I personally try to obey these rules:
if I can handle the exception in the catch in a 'recoverable' way (e.g. a DateFormatException), no need to trace the stack
if I want to rethrow the exception, log no stack trace. (rethrow in a chained way to retain this information)
if I handle the exception in a catch block as an error case (e.g. sql error), I log the stack trace.
if it's a runtime exception, I would suggest the framework (yours or whatever you use) does the tracing.
It's context dependent. For example, I might not log / report a ParseException from NumberFormat when parsing input from an external system, but I would definitely do so if I caught a ParseException which was dealing with data enclosed within the boundary of my system, since this would indicate an inconsistency in internal system state rather than an input value validation falure.
You - the developer - will need the stack trace if you are in an error situation. Hence you need some way of getting it out of the JVM and on to you.
If you do not log it to a file then what will you do? Files are the most reliable thing available in a JVM so you should at least put it there before sending it on the network.
A stack-trace is useful to a programmer who wants to debug a bug indicated by the exception. It is not useful to anyone else, for which the method names and call sequence are meaningless, and the verbosity is a distraction. Therefore, you should log a stacktrace if, and only if, and always if, the exception indicates a bug in the program. However, that does not always indicate that a method you write should catch
and log the exception. In practice, bugs are indicated by unchecked exceptions, so it is easier (and often better) to let the exception be thrown from the method, and handled at a higher level: if you are using a framework, it will probably log the exception for you (often with additional useful information); the JVM itself will probably log any exception thrown from main
.
I usually report exceptions not related to GUI. GUI Exceptions are common, and in heavy Swing programs usually happens.
Generally speaking, i'm deeply interested in: DB related exceptions, My-own-stupid-errors exceptions (array out of bounds, and stuff like that) and some other things that cannot be handled by me, like WebServices etc.

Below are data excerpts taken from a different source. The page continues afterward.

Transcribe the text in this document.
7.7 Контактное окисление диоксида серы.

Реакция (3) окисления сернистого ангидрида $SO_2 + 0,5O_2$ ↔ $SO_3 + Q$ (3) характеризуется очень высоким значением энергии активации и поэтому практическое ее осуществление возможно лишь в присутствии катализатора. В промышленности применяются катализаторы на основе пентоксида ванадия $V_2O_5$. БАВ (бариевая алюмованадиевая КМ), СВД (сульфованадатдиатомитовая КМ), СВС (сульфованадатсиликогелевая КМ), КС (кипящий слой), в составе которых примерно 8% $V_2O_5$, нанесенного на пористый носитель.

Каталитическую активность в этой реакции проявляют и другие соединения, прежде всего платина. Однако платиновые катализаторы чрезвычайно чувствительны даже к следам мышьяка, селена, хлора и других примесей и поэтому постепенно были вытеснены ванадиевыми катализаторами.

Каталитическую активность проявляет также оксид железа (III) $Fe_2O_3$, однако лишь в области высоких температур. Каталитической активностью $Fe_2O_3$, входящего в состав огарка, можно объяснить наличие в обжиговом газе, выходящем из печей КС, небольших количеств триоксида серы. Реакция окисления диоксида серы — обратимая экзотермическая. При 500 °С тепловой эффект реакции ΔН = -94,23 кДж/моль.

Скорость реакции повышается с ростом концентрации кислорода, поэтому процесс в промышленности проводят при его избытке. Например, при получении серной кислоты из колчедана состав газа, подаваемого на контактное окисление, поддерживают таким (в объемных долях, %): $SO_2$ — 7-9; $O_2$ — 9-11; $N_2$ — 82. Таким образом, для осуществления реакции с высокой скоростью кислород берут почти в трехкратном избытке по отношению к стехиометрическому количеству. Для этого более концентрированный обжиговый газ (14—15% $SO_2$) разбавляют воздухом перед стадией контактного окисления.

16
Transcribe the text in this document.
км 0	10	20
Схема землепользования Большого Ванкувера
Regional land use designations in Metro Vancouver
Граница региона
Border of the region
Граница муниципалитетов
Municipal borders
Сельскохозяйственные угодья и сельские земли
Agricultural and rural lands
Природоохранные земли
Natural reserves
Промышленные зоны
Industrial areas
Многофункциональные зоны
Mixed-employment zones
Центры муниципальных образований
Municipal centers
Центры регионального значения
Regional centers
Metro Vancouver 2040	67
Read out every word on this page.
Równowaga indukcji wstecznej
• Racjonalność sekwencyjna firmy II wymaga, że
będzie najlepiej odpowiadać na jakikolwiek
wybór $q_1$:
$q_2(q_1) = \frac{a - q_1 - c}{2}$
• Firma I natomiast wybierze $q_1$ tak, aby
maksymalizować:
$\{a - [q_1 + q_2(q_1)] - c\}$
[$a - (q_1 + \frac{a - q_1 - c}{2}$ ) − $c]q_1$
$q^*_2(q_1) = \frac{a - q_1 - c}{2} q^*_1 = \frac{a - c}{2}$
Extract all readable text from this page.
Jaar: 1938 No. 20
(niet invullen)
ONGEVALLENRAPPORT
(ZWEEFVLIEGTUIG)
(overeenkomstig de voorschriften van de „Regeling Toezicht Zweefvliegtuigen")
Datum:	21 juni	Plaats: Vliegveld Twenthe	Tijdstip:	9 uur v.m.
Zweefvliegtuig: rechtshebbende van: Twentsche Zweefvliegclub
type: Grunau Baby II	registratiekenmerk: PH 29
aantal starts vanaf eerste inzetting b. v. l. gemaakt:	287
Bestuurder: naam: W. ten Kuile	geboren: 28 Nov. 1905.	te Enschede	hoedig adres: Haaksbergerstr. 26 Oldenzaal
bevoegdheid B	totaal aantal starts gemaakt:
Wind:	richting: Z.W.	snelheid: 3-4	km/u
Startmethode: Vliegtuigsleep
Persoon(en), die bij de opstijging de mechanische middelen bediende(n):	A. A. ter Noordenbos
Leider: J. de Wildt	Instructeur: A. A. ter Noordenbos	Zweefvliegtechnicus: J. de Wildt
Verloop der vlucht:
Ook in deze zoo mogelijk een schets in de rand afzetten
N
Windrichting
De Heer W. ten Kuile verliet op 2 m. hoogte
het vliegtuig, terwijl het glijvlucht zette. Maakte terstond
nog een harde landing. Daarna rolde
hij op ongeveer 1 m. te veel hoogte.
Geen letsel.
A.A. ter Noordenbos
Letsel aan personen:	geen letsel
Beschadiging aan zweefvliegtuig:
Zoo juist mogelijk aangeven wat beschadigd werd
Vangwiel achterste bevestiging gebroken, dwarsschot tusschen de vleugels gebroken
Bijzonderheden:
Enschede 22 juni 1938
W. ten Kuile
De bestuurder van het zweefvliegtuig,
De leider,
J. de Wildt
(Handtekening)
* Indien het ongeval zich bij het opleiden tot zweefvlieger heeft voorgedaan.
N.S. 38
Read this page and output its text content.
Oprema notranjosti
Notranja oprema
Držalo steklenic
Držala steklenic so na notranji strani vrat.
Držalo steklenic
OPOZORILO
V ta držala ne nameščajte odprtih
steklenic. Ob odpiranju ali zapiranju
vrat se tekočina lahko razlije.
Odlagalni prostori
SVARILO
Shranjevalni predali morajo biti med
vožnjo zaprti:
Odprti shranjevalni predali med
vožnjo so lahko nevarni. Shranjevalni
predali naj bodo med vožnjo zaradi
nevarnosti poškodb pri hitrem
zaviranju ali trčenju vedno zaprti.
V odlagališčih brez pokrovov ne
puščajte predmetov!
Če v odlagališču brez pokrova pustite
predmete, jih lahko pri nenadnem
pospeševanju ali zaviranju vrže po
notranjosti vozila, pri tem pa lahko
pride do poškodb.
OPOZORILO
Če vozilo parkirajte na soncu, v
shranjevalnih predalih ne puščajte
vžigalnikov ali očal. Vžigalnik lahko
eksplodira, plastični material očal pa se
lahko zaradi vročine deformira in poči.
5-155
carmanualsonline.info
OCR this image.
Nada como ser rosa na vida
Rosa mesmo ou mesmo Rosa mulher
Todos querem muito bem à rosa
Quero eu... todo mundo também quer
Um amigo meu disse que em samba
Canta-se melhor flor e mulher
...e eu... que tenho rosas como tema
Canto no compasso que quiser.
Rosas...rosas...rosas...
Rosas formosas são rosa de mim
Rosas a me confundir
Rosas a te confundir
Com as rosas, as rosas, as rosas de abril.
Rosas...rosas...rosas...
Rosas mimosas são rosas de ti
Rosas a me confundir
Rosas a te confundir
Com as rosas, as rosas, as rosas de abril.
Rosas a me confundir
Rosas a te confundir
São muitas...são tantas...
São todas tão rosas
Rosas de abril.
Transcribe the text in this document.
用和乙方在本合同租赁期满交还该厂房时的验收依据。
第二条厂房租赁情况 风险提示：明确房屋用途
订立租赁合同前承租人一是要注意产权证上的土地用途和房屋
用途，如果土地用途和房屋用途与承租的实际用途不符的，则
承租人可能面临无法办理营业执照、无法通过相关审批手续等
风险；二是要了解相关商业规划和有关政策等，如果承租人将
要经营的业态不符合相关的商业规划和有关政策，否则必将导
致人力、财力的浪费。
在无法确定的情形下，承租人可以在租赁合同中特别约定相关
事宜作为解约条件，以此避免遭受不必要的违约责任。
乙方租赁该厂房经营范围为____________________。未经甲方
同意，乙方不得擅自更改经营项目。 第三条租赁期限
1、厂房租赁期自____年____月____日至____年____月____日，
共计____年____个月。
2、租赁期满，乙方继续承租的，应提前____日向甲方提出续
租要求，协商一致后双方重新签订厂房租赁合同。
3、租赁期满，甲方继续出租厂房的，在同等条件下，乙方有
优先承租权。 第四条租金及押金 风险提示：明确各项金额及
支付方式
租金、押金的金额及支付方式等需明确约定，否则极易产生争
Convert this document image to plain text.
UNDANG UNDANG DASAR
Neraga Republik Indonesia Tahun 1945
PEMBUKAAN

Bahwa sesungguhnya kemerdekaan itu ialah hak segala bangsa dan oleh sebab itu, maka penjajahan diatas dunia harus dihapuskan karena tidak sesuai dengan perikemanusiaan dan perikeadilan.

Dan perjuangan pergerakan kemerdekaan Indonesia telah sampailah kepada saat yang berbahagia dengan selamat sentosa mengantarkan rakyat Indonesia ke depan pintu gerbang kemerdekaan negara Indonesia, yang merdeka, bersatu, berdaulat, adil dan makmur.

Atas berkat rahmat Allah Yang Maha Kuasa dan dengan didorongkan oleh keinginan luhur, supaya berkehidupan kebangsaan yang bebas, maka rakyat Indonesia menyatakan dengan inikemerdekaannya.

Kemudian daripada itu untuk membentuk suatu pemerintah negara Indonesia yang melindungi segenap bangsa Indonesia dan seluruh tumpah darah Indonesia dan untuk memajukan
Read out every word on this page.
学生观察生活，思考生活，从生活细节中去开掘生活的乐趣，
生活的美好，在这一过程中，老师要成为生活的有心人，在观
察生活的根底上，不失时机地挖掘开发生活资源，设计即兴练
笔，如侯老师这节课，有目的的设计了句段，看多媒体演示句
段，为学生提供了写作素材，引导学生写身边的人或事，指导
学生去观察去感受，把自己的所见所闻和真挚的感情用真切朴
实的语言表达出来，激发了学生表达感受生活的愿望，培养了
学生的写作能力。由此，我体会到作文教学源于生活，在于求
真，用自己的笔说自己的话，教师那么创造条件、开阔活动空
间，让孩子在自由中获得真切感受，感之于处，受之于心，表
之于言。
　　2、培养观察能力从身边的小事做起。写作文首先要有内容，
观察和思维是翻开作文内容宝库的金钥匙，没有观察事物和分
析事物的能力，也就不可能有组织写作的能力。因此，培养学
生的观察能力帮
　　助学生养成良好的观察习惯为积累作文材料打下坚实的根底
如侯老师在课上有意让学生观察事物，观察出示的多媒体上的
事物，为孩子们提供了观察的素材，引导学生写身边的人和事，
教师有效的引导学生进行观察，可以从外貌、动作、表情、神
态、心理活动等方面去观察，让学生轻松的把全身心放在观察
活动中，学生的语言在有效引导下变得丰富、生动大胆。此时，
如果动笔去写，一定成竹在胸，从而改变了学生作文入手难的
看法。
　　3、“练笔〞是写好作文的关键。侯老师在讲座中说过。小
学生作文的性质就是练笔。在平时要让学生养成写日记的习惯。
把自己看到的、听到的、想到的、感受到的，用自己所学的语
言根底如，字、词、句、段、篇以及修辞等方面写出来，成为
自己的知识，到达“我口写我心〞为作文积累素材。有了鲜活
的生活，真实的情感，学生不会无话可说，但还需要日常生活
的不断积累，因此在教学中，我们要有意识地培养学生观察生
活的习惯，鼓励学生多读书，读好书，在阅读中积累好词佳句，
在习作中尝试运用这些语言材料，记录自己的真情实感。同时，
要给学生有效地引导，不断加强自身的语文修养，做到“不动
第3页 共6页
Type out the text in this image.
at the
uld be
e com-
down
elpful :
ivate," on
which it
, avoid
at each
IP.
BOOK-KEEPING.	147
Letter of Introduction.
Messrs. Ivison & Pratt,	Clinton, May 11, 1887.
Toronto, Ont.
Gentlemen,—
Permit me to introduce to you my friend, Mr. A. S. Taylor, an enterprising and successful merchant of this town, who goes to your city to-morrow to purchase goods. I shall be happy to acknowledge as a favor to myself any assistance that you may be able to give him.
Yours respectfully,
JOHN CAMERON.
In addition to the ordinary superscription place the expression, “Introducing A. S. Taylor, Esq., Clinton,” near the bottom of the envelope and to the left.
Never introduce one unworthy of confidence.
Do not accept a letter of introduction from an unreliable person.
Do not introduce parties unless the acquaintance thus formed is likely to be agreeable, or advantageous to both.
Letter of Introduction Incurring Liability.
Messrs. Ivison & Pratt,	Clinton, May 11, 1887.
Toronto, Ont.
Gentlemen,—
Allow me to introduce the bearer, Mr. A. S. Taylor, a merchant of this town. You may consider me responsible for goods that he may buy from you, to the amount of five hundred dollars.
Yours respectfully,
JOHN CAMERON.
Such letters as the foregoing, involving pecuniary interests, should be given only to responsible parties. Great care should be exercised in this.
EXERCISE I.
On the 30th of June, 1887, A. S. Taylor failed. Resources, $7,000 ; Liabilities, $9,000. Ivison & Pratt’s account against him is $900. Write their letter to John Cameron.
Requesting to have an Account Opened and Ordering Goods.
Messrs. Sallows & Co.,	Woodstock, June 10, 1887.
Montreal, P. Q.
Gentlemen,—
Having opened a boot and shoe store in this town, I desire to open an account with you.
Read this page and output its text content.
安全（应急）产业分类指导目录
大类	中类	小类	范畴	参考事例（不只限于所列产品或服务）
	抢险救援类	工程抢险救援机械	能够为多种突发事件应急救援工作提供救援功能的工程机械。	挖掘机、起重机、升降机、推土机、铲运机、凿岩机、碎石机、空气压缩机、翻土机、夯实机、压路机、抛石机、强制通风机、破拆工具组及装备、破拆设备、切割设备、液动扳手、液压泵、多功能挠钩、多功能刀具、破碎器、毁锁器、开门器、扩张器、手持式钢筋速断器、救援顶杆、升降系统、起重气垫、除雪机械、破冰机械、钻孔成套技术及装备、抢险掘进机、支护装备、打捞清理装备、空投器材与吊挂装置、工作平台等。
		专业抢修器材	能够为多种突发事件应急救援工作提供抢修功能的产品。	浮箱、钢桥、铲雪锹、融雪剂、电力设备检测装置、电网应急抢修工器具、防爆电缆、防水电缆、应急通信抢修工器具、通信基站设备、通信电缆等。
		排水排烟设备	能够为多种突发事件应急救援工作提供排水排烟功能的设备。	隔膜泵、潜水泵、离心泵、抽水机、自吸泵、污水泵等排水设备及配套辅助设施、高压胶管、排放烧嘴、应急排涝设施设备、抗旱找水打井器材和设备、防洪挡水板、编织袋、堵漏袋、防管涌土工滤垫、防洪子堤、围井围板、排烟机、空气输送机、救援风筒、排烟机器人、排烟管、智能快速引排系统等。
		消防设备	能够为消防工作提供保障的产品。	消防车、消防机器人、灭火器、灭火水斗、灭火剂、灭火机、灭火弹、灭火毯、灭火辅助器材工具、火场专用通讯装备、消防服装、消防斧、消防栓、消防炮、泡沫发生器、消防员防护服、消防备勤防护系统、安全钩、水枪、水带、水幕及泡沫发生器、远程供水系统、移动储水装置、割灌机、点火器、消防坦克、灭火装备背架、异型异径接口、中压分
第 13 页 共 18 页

I think it depends the type of system, if it's a public one (like a website), or if it's private (intranet sites, GUI local)
I would report all of them. But if you are using log4j then you can control which ones you know for sure you will not be interested to see in the log. If a particular user exception has a different class, then disable logging in that class in production and enable it in lower environments. In that way, you are not doing anything at the code level for reporting. Its all abstracted at the logging framework.